Inferences from non-training data all giving the same result in OpenNMT-tf

spaces · September 13, 2018, 2:56pm

Hi all,

I’ve been experimenting with OpenNMT-tf with my own data, which are a series of numbers as source data and word sentences as the target. The corpus is about 20,000 lines long each, of generally uneven length.

When I run onmt-main infer --config config/opennmt-defaults.yml config/data/toy-ende.yml --features_file data/toy-ende/src-test.txt, using a src-test file of new inputs, it repeats the same output over and over as the results, which is a seemingly random sentence (one that is present in the target training data). What I was hoping for from the inference process was to generate predictions that were different from the training data, a mishmash of new sentences (of likely varying levels of sense).

I’m running the NMTBig model, with 200000 steps. The beam is 12, learning 1.0, decay rate 0.7, batch size 64, infer batch size 30.

Am I doing something wrong here which is resulting in these repeated results? And can anyone suggest what I can do to get my desired results?

guillaumekln · September 14, 2018, 8:08am

Hi,

It looks like you don’t have enough data to train the NMTBig model which, as the name suggests, is a large sequence to sequence model.

Maybe try to train NMTSmall and make sure to use train_and_eval to monitor how the evaluation loss evolves.

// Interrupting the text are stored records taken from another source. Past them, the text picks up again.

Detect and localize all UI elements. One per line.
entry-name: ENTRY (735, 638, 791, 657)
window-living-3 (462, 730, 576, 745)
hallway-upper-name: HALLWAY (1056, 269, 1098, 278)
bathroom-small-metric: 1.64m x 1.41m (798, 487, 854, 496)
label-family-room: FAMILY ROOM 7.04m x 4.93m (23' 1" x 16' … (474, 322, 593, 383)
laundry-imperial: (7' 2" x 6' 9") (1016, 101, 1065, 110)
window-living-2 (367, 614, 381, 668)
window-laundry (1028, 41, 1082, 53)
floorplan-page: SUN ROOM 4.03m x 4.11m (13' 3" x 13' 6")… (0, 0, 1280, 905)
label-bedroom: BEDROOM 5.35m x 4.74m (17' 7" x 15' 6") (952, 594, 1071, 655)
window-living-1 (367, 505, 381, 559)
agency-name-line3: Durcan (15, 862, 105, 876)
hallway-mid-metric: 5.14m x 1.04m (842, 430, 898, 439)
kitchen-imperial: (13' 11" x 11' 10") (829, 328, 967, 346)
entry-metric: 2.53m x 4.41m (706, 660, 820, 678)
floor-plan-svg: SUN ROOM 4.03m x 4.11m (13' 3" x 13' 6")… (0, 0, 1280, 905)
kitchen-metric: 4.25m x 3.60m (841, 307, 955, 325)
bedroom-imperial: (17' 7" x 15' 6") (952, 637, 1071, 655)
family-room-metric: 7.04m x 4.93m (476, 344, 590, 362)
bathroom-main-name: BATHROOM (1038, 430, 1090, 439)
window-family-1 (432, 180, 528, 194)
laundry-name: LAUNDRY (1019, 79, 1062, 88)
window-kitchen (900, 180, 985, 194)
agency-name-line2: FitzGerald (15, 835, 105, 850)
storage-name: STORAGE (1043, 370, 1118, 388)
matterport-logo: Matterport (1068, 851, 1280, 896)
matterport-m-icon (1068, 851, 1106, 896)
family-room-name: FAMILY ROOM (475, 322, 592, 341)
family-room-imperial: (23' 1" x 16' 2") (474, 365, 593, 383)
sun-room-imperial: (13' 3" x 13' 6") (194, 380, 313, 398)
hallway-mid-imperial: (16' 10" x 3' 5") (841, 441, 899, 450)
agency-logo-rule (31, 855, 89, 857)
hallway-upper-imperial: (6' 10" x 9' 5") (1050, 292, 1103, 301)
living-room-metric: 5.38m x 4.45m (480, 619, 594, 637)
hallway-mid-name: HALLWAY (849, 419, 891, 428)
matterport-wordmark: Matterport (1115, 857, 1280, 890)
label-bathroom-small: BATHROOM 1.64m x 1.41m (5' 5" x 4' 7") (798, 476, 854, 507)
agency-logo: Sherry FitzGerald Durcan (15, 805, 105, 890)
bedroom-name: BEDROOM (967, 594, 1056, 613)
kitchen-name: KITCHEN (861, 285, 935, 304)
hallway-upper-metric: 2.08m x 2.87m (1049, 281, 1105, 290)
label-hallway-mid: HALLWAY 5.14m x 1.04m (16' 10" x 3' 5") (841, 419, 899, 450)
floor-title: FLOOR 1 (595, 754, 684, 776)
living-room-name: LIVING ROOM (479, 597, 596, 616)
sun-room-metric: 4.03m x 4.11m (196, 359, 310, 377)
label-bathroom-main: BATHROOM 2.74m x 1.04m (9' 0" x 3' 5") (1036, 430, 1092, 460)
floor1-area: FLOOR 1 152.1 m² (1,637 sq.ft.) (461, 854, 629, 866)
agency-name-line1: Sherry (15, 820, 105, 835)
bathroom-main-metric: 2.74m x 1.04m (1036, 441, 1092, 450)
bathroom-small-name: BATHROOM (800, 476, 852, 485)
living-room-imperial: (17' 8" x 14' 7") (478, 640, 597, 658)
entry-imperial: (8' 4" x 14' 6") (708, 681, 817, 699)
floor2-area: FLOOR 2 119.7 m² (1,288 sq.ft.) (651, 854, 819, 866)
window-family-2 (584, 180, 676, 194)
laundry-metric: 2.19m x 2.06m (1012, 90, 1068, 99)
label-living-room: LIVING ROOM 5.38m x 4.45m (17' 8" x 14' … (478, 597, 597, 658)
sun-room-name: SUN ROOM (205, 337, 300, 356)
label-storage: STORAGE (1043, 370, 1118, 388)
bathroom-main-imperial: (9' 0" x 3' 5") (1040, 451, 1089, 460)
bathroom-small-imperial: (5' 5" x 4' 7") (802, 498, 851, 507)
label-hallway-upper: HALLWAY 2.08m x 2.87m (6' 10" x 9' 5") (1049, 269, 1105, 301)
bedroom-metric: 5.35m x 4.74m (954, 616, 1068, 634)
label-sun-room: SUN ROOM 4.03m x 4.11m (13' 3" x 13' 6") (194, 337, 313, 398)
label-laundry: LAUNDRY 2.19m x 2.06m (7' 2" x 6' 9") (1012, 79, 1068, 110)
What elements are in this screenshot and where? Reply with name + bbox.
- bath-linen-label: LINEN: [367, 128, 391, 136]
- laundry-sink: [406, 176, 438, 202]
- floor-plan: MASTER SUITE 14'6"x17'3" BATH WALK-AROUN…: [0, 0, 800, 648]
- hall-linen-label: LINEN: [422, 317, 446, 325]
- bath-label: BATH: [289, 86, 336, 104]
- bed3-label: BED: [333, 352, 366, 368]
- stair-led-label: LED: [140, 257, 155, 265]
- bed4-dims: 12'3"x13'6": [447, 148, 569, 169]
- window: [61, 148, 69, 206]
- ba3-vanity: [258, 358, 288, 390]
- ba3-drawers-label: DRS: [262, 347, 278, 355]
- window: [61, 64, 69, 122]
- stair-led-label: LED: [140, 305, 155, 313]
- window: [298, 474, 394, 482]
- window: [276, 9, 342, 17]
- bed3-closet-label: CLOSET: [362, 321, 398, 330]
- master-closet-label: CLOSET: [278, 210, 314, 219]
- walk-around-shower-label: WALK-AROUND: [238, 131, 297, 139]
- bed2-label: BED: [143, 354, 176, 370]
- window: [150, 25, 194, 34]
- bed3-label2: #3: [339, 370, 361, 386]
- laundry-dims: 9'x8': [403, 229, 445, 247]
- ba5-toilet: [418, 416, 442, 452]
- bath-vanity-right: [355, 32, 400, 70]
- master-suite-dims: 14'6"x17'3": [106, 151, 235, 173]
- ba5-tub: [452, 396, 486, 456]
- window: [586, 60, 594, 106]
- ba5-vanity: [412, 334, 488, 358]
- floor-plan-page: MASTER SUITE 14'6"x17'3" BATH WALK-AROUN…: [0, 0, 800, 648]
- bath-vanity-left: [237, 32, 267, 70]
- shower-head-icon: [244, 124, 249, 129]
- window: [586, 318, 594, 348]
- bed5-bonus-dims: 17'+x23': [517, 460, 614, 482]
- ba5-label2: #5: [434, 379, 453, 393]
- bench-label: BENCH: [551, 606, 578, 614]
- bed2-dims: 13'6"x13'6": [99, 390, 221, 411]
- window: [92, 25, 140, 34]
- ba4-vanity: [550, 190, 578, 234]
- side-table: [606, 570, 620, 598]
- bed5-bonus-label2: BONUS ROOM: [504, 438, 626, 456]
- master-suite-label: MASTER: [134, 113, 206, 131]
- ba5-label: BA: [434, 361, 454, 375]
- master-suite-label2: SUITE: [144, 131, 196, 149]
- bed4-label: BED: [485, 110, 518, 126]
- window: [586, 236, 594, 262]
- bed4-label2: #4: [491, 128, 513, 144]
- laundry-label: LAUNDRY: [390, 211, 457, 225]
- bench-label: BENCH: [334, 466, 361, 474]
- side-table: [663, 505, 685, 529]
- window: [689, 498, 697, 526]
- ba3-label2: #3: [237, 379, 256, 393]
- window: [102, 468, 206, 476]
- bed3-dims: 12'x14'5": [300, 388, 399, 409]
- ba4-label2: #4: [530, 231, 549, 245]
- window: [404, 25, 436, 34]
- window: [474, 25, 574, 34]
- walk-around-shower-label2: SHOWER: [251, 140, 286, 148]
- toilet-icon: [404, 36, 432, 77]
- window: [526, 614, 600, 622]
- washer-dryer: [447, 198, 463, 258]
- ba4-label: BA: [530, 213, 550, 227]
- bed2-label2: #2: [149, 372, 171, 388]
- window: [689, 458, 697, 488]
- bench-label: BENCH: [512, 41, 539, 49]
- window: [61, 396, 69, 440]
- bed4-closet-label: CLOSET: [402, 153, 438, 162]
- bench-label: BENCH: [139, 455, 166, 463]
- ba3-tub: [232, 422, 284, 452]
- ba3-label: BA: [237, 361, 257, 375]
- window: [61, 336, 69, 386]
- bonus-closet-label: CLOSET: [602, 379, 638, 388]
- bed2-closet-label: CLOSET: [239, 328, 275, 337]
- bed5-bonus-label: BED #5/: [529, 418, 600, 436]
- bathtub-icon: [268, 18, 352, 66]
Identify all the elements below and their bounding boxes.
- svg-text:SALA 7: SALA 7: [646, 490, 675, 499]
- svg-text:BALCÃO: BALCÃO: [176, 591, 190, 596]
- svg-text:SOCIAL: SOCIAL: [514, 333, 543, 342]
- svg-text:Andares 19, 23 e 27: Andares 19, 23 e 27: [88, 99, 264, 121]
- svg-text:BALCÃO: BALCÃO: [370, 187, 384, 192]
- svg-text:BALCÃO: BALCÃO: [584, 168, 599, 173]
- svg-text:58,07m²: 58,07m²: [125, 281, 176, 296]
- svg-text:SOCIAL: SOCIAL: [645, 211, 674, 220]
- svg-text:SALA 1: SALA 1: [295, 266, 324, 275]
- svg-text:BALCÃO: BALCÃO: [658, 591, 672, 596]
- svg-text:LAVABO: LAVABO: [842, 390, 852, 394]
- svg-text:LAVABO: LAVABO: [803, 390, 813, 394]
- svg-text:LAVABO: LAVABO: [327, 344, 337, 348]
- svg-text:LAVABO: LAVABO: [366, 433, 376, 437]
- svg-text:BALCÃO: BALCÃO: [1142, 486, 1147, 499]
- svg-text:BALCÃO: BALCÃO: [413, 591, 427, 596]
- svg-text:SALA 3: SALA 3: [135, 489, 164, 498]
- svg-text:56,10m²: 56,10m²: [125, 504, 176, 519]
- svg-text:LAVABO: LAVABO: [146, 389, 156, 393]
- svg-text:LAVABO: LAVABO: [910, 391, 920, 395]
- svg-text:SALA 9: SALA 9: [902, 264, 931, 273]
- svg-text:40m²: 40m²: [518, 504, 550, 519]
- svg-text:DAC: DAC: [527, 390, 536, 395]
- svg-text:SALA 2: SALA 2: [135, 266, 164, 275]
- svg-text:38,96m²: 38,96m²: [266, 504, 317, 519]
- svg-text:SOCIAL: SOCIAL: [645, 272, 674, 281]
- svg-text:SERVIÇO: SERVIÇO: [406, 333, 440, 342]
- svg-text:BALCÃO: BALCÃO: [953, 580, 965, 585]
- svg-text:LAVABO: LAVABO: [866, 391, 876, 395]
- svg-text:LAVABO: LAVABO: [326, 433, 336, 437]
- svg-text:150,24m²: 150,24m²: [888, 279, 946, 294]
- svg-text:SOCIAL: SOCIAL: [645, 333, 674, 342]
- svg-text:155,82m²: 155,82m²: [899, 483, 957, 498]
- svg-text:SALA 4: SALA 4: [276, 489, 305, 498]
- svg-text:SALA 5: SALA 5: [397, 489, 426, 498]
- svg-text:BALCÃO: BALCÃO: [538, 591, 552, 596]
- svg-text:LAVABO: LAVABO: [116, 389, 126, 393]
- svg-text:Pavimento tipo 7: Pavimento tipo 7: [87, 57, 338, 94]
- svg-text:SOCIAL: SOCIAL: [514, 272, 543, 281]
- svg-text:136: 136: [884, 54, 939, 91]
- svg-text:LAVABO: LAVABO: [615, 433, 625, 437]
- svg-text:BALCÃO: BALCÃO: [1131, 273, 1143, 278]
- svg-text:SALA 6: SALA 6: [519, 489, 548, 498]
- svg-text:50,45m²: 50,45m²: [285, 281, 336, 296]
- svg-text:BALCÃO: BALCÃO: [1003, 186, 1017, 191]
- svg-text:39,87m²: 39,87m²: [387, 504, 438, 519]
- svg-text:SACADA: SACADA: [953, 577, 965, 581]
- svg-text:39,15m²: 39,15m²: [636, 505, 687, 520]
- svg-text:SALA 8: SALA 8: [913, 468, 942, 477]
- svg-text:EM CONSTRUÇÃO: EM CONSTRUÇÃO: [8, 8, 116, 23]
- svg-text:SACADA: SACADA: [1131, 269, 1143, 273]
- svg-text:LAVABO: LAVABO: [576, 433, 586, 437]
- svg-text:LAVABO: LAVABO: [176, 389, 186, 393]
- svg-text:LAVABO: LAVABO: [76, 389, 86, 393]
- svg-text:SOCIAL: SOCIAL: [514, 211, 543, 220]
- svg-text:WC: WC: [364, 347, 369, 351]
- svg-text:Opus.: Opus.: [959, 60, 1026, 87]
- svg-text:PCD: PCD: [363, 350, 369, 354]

spaces · September 15, 2018, 7:08pm

Thanks for the suggestion! I did some experiments with a smallNMT (200000 steps) and it seems to have the same results as before, and this is when training it with train_and_eval.

I wonder if it’s my training data? My vocab file has some individual floats, as well as collections of 10-15 floats, all paired with what are fairly uniform sentences in my target data. Could this be the culprit?